# Poly alloy fittings for pex piping



## Plumberskid77 (Sep 16, 2014)

Does anyone use the poly alloy fittings in their pex piping? My supply house sells a lot of it to one of the bigger companies in my area. 
Your thoughts all.

Thanks.


----------



## dclarke (Dec 22, 2012)

I re piped my house using them. Time will tell.


----------



## dhal22 (Jul 30, 2010)

Brass looks better, customers appreciates the look of brass I think. Haven't tried the poly fittings yet.


----------



## plumbdrum (Nov 30, 2013)

Ya brass looks great with spaghetti

Sent from my iPhone using PlumbingZone


----------



## sparky (Jan 8, 2014)

Plumberskid77 said:


> Does anyone use the poly alloy fittings in their pex piping? My supply house sells a lot of it to one of the bigger companies in my area.
> Your thoughts all.
> 
> Thanks.


That's all I use,try not to use brass at all unless transitioning,with the brass fittings the water in ky is corroding them up and eating them up in a yrs time,poly fittings only way to go


----------



## paultheplumber1 (May 1, 2014)

Same here well water here eats the brass fittings in no time.
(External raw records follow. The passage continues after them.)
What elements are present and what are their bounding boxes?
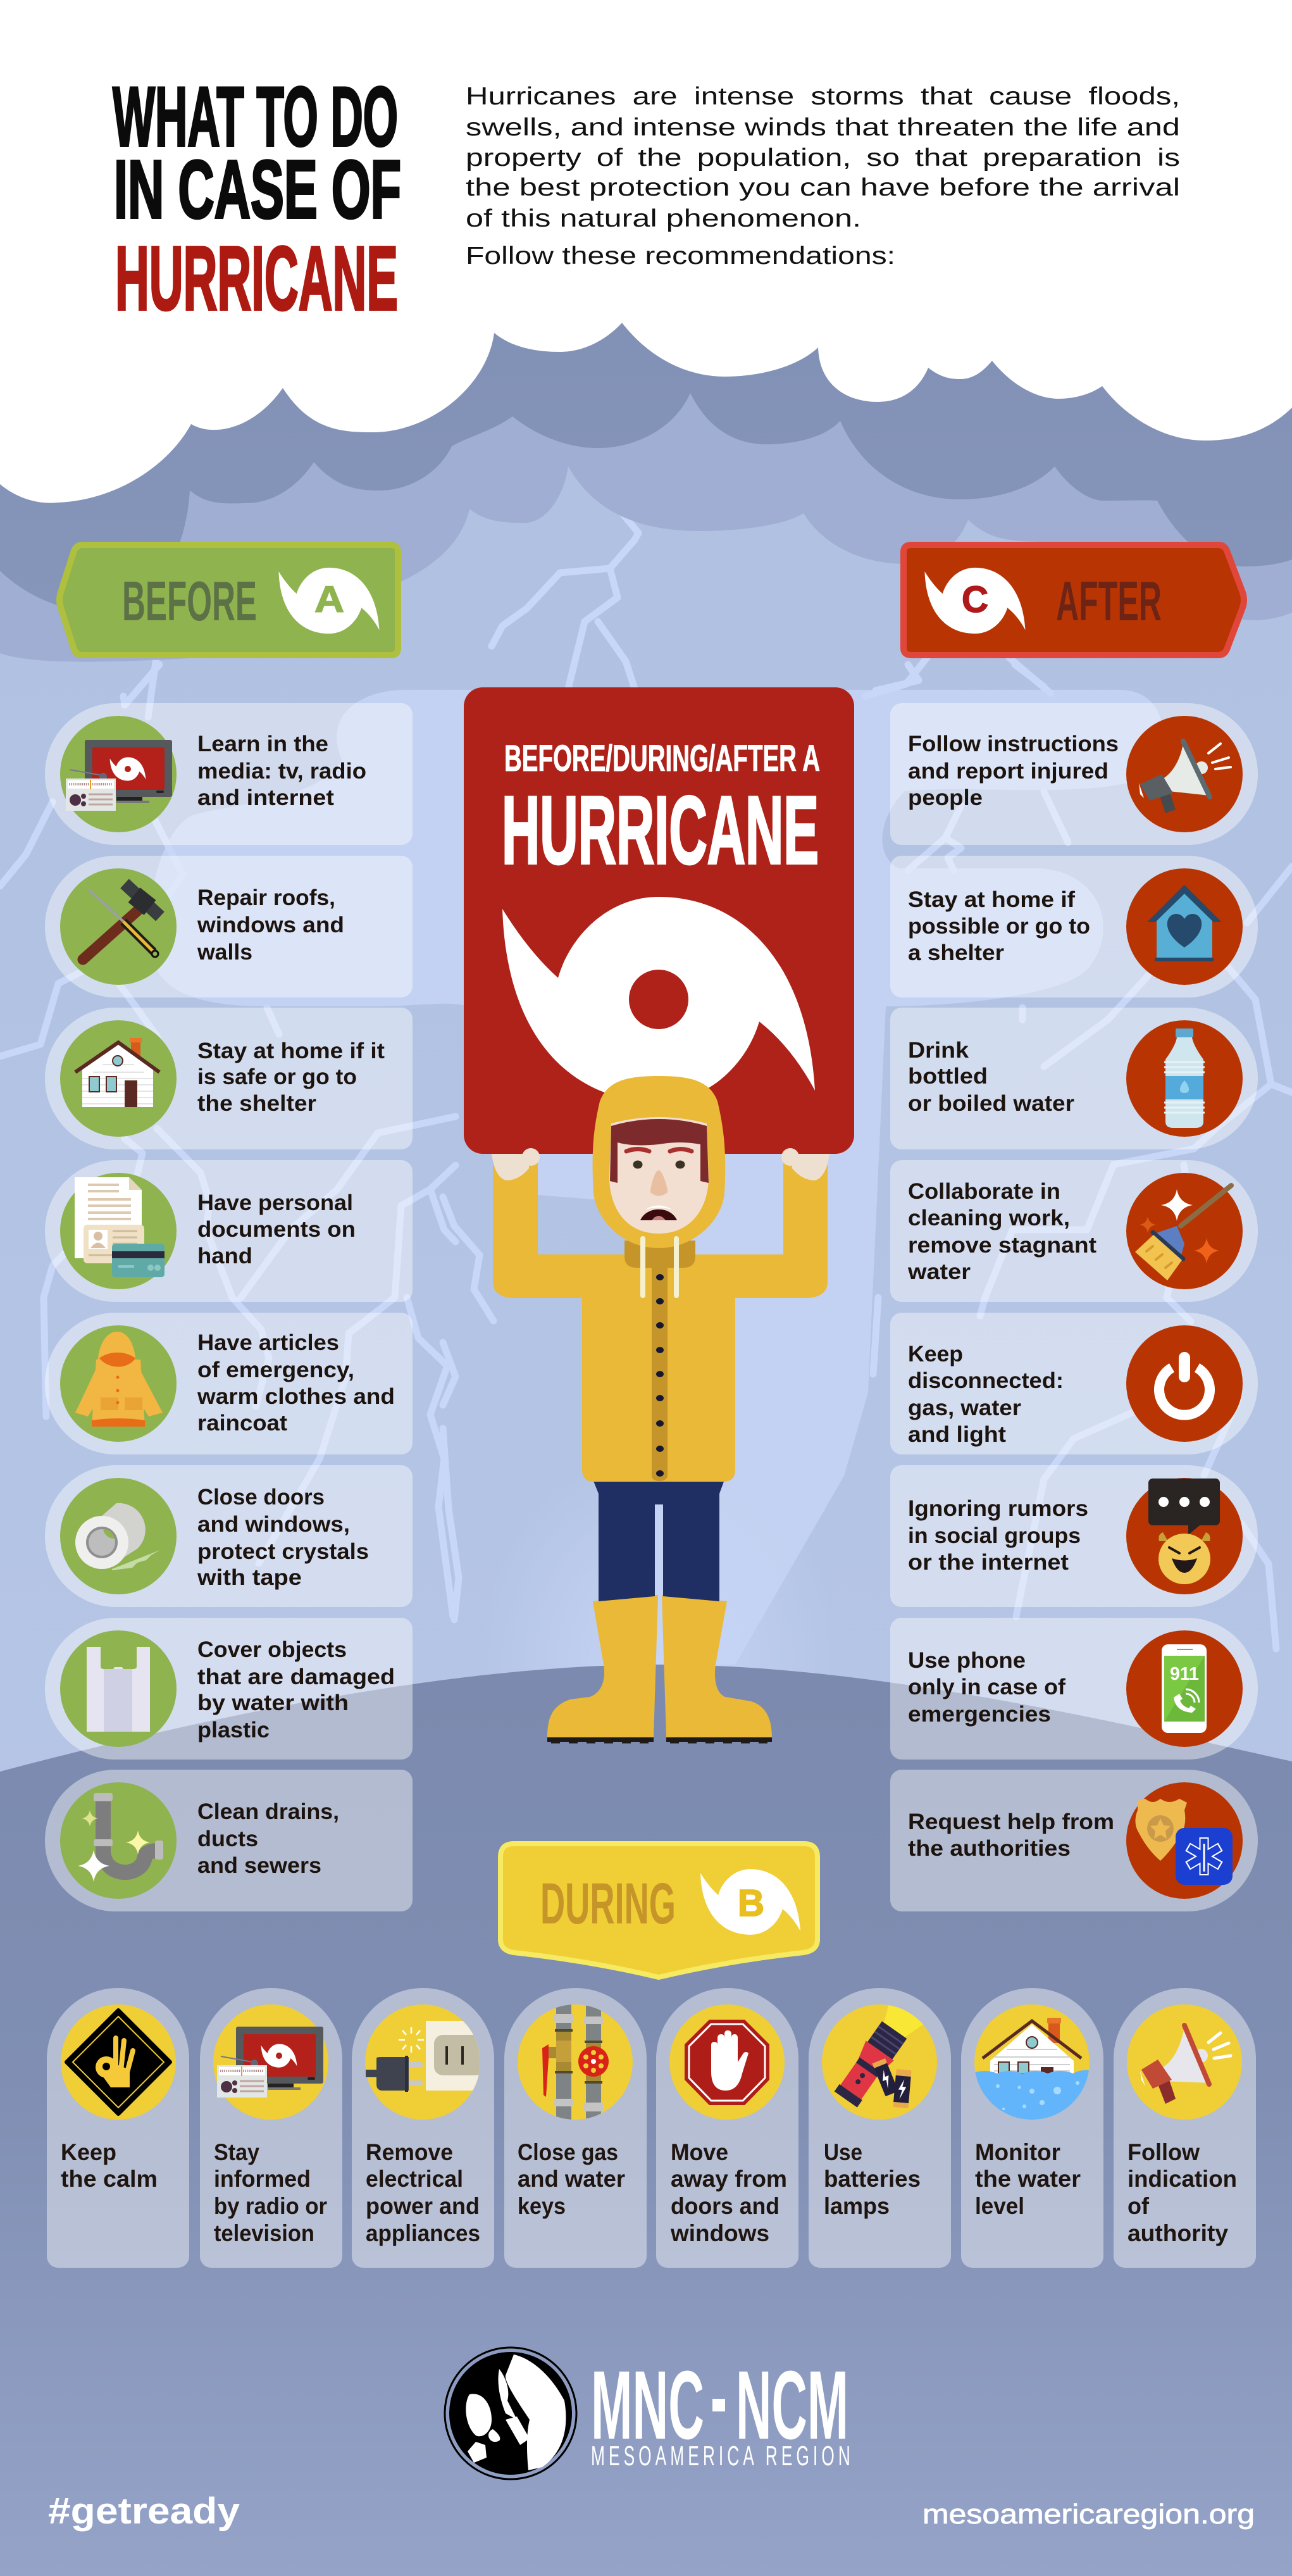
badge: after C: C: [962, 579, 988, 620]
card: monitor the water level: the water: [975, 2166, 1081, 2192]
card: clean drains: Clean drains,: [197, 1799, 339, 1824]
card: stay at home: Stay at home if it: [197, 1039, 385, 1063]
card: remove electrical power: appliances: [366, 2220, 480, 2246]
card: move away: Move: [671, 2139, 728, 2165]
badge: before A: A: [314, 579, 344, 620]
badge: during B: [500, 1844, 817, 1977]
card: move away: away from: [671, 2166, 787, 2192]
card: close gas and water keys: Close gas: [518, 2139, 618, 2165]
card: move away: windows: [670, 2220, 769, 2246]
card: keep disconnected: gas, water: [908, 1396, 1021, 1420]
card: monitor the water level: level: [975, 2193, 1024, 2219]
card: request help: the authorities: [908, 1836, 1071, 1861]
card: collaborate cleaning: Collaborate in: [908, 1179, 1060, 1204]
card: use batteries lamps: lamps: [824, 2193, 890, 2219]
card: emergency articles: [45, 1313, 413, 1454]
intro paragraph: [466, 83, 1180, 270]
intro paragraph: Follow these recommendations:: [466, 242, 895, 270]
placket and buttons: [652, 1268, 668, 1481]
card: stay at home: the shelter: [197, 1091, 316, 1116]
logo: MNC NCM: MESOAMERICA REGION: [591, 2440, 850, 2472]
card: stay at home or shelter: a shelter: [908, 941, 1004, 965]
card: stay informed: [200, 1988, 342, 2268]
card: stay informed: Stay: [214, 2139, 259, 2165]
card: stay informed: informed: [214, 2166, 311, 2192]
card: emergency articles: warm clothes and: [197, 1384, 395, 1409]
card: follow indication of authority: of: [1127, 2193, 1150, 2219]
card: move away: [656, 1988, 798, 2268]
intro paragraph: the best protection you can have before the arrival: [466, 174, 1180, 201]
card: stay at home or shelter: Stay at home if: [908, 887, 1075, 912]
intro paragraph: swells, and intense winds that threaten the life and: [466, 114, 1180, 141]
white top cloud: [0, 0, 1292, 503]
badge: during B: DURING: [540, 1872, 676, 1936]
card: ignoring rumors: [890, 1465, 1258, 1607]
card: monitor the water level: [961, 1988, 1103, 2268]
card: close doors: protect crystals: [197, 1539, 369, 1564]
card: close doors: and windows,: [197, 1512, 350, 1537]
card: stay at home or shelter: possible or go to: [908, 914, 1090, 939]
card: repair roofs: walls: [197, 940, 252, 965]
card: remove electrical power: Remove: [366, 2139, 453, 2165]
card: stay at home or shelter: [890, 856, 1258, 997]
card: drink water: or boiled water: [908, 1091, 1074, 1116]
title: [113, 70, 401, 329]
card: keep the calm: [47, 1988, 189, 2268]
card: learn in the media: Learn in the: [197, 732, 328, 756]
card: follow indication of authority: [1114, 1988, 1256, 2268]
card: personal documents: documents on: [197, 1217, 356, 1242]
card: follow indication of authority: Follow: [1127, 2139, 1200, 2165]
card: remove electrical power: [352, 1988, 494, 2268]
card: follow instructions: [890, 703, 1258, 845]
logo emblem: [445, 2348, 576, 2479]
badge: after C: AFTER: [1056, 570, 1162, 632]
hurricane sign: HURRICANE: [502, 777, 819, 884]
card: repair roofs: windows and: [197, 913, 344, 937]
card: stay at home: [45, 1008, 413, 1149]
card: keep disconnected: disconnected:: [908, 1368, 1064, 1393]
card: repair roofs: Repair roofs,: [197, 885, 335, 910]
card: stay at home: is safe or go to: [197, 1065, 357, 1089]
card: remove electrical power: power and: [366, 2193, 480, 2219]
card: collaborate cleaning: [890, 1160, 1258, 1302]
logo: MNC NCM: NCM: [736, 2351, 848, 2460]
card: clean drains: ducts: [197, 1827, 258, 1851]
card: follow instructions: people: [908, 785, 983, 810]
card: close doors: Close doors: [197, 1485, 325, 1510]
card: use batteries lamps: batteries: [824, 2166, 921, 2192]
card: keep disconnected: and light: [908, 1422, 1006, 1447]
card: keep disconnected: Keep: [908, 1342, 963, 1366]
card: cover objects: plastic: [197, 1718, 270, 1742]
card: close gas and water keys: keys: [518, 2193, 566, 2219]
card: drink water: Drink: [908, 1038, 969, 1063]
logo: MNC NCM: MNC: [591, 2351, 704, 2460]
card: learn in the media: and internet: [197, 785, 334, 810]
card: request help: Request help from: [908, 1810, 1114, 1834]
card: use phone: 911: [1170, 1664, 1199, 1684]
card: clean drains: [45, 1770, 413, 1911]
badge: before A: BEFORE: [122, 570, 257, 632]
card: collaborate cleaning: cleaning work,: [908, 1206, 1070, 1230]
panel: after column: [890, 703, 1258, 1911]
card: use phone: Use phone: [908, 1648, 1026, 1673]
intro paragraph: Hurricanes are intense storms that cause floods,: [466, 83, 1180, 110]
card: drink water: [890, 1008, 1258, 1149]
hurricane sign: BEFORE/DURING/AFTER A: [504, 738, 820, 779]
card: use phone: only in case of: [908, 1675, 1065, 1699]
intro paragraph: property of the population, so that preparation is: [466, 144, 1180, 172]
person in raincoat: [492, 1076, 829, 1742]
card: close gas and water keys: [504, 1988, 647, 2268]
badge: during B: B: [738, 1882, 764, 1924]
card: use batteries lamps: Use: [824, 2139, 862, 2165]
medium cloud layer: [0, 0, 1292, 662]
badge: after C: [904, 545, 1244, 655]
card: learn in the media: media: tv, radio: [197, 759, 366, 784]
card: keep disconnected: [890, 1313, 1258, 1454]
card: close doors: with tape: [197, 1565, 302, 1590]
card: ignoring rumors: or the internet: [908, 1550, 1069, 1575]
title: WHAT TO DO: [113, 70, 398, 164]
panel: during row: [47, 1988, 1256, 2268]
card: personal documents: [45, 1160, 413, 1302]
card: follow indication of authority: authority: [1127, 2220, 1228, 2246]
card: stay informed: television: [214, 2220, 314, 2246]
card: follow instructions: and report injured: [908, 759, 1109, 784]
card: collaborate cleaning: water: [907, 1260, 971, 1284]
card: repair roofs: [45, 856, 413, 997]
card: personal documents: hand: [197, 1244, 252, 1268]
card: keep the calm: the calm: [61, 2166, 158, 2192]
intro paragraph: of this natural phenomenon.: [466, 205, 861, 232]
card: keep the calm: Keep: [61, 2139, 116, 2165]
card: move away: doors and: [671, 2193, 780, 2219]
card: follow instructions: Follow instructions: [908, 732, 1119, 756]
card: close doors: [45, 1465, 413, 1607]
website: mesoamericaregion.org: [922, 2499, 1255, 2530]
card: ignoring rumors: Ignoring rumors: [908, 1496, 1088, 1521]
card: cover objects: that are damaged: [197, 1665, 395, 1689]
card: emergency articles: Have articles: [197, 1330, 339, 1355]
raincoat body: [493, 1163, 828, 1482]
title: IN CASE OF: [114, 143, 401, 235]
title: HURRICANE: [115, 228, 398, 329]
card: cover objects: by water with: [197, 1691, 349, 1715]
card: learn in the media: [45, 703, 413, 845]
hands: [492, 1148, 829, 1180]
card: collaborate cleaning: remove stagnant: [908, 1233, 1096, 1258]
card: remove electrical power: electrical: [366, 2166, 463, 2192]
card: stay informed: by radio or: [214, 2193, 327, 2219]
logo: MNC NCM: [445, 2348, 850, 2479]
trousers: [591, 1475, 726, 1601]
face: [609, 1117, 709, 1234]
card: use batteries lamps: [809, 1988, 951, 2268]
drawstrings: [643, 1239, 676, 1296]
card: use phone: [890, 1618, 1258, 1760]
card: request help: [890, 1770, 1258, 1911]
hood: [593, 1076, 725, 1248]
lightning bolts: [0, 508, 1292, 1649]
boots: [547, 1595, 772, 1742]
badge: before A: [59, 545, 398, 655]
hurricane sign: [464, 687, 854, 1154]
dark cloud layer: [0, 0, 1292, 613]
hashtag: #getready: [48, 2491, 240, 2532]
card: cover objects: Cover objects: [197, 1637, 347, 1662]
card: ignoring rumors: in social groups: [908, 1523, 1081, 1548]
card: monitor the water level: Monitor: [975, 2139, 1060, 2165]
ground: [0, 1665, 1292, 2576]
card: emergency articles: raincoat: [197, 1411, 287, 1435]
card: follow indication of authority: indication: [1127, 2166, 1237, 2192]
card: clean drains: and sewers: [197, 1853, 321, 1878]
card: emergency articles: of emergency,: [197, 1358, 354, 1382]
card: personal documents: Have personal: [197, 1191, 353, 1215]
card: use phone: emergencies: [908, 1702, 1051, 1727]
card: close gas and water keys: and water: [518, 2166, 625, 2192]
collar: [624, 1241, 695, 1268]
panel: before column: [45, 703, 413, 1911]
card: cover objects: [45, 1618, 413, 1760]
card: drink water: bottled: [908, 1064, 988, 1089]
No trouble with the poly ones yet.


----------



## rjbphd (Feb 5, 2010)

paultheplumber1 said:


> Same here well water here eats the brass fittings in no time. No trouble with the poly ones yet.


If it eats out "brass" fittings... then its NOT brass.. its those crapola zinc 'brass' coating fittings is was making the ploy tubings look bad.. fookin lawyers


----------



## Redwood (Sep 8, 2008)

rjbphd said:


> If it eats out "brass" fittings... then its NOT brass.. its those crapola zinc 'brass' coating fittings is was making the ploy tubings look bad.. fookin lawyers


Yea... The leaded brass is the "Good Stuff.":thumbup:


----------



## Plumb Bob (Mar 9, 2011)

All I use is Uponor ep propex fittings& lf brass to transition. Almost 10 years now. Never any problems.


----------



## Cal (Jun 17, 2008)

Plumb Bob said:


> All I use is Uponor ep propex fittings& lf brass to transition. Almost 10 years now. Never any problems.


Totally agree ! Just brass transitions


----------